Besides, there's a limit to how long you can party on. I know I'm getting old (only a month until I turn 25!) but I can barely party for a whole night these days. To party on forever, without end, would leave me a broken wreck of a man within a week. I just don't think it's do-able.
Zachary Amaranth said:
Then maybe the religion should fall by the wayside. If an all-encompassing spirituality cannot endure a modern century, then the problem is with the religion. It is inherrently flawed.
Spirituality tends to come within a framework, of deity and myth and all those other things. Much of religion seems to me to be an appeal to authority; "I'll be a good person, because I've been told to be" is just an excuse to behave well and be decent. I'd like to think that a lot of people don't need the excuse, but they may need the encouragement.
Have you ever read a book called Join Me, by Danny Wallace?

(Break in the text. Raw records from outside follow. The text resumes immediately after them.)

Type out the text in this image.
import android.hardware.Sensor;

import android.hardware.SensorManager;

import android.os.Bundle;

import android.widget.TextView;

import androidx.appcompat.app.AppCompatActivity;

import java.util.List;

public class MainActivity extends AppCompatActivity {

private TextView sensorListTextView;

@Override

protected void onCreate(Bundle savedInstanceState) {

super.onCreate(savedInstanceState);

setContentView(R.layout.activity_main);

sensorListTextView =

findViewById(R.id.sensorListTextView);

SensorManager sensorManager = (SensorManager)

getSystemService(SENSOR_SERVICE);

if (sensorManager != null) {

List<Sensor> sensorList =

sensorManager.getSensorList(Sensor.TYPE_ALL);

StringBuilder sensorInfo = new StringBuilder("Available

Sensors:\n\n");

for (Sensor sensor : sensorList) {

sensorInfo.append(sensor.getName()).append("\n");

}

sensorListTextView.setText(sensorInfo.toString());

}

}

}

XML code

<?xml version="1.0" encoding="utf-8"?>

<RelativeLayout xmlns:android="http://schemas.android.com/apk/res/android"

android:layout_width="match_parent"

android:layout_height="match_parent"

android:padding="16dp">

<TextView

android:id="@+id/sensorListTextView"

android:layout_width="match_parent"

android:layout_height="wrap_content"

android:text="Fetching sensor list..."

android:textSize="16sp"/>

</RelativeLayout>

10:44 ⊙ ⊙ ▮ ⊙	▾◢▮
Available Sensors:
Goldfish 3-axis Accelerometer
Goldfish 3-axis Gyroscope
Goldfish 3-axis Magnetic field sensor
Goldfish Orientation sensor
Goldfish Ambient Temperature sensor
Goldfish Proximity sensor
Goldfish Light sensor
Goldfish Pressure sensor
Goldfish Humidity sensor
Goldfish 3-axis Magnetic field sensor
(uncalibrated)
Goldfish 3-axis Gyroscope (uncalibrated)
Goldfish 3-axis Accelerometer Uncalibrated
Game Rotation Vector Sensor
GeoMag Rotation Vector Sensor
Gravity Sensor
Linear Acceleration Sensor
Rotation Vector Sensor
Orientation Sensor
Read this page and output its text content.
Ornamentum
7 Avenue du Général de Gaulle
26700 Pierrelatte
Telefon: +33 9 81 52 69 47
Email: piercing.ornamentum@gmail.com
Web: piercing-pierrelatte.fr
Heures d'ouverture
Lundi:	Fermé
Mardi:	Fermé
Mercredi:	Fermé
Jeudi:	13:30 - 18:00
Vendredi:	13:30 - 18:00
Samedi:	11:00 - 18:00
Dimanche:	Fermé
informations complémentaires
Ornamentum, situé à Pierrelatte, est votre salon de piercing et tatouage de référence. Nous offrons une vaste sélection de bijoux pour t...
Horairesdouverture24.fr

He was the guy who played the snarky tech dude in AC 2 and Brotherhood, and looks
exactly like him in real life. He's much, much nicer though. Anyway, Join Me is a story of how he accidentally started a cult and then had to figure out stuff for them to do. So he started challenging them to do nice things for other people, complete strangers. He comes to the odd realisation that people like doing these random acts of kindness, but without him
telling them to do it, they wouldn't be doing it. It's very interesting.
Zachary Amaranth said:
Recondiling your faith is merely sticking your head in the sand.
No, I think sticking blindly to your faith is sticking your head in the sand. Reconciling it to the world you live in is an attempt to take what you believe and make it work around real life. Reality disagrees with your belief system, but at least you're admitting that and trying to find a compromise rather than stamping your foot and saying "No, there
is no such thing as evolution, the Bible says so! Everything works the way my ancient text describes it and anyone who disagrees is a heretic!"
Zachary Amaranth said:
"We only want the good stuff" is also a problem, in that it justifies other selective interpretations.
True, but would you rather have people who were selective about the good lessons or people who were emphatic that the entire world should work according to the way a 2000-year-old book describes it? Religion, for the time being, is here. It'll be around for a good long while yet. I'd much rather have people who tried to use it to do good things than people who refused to interpret at all.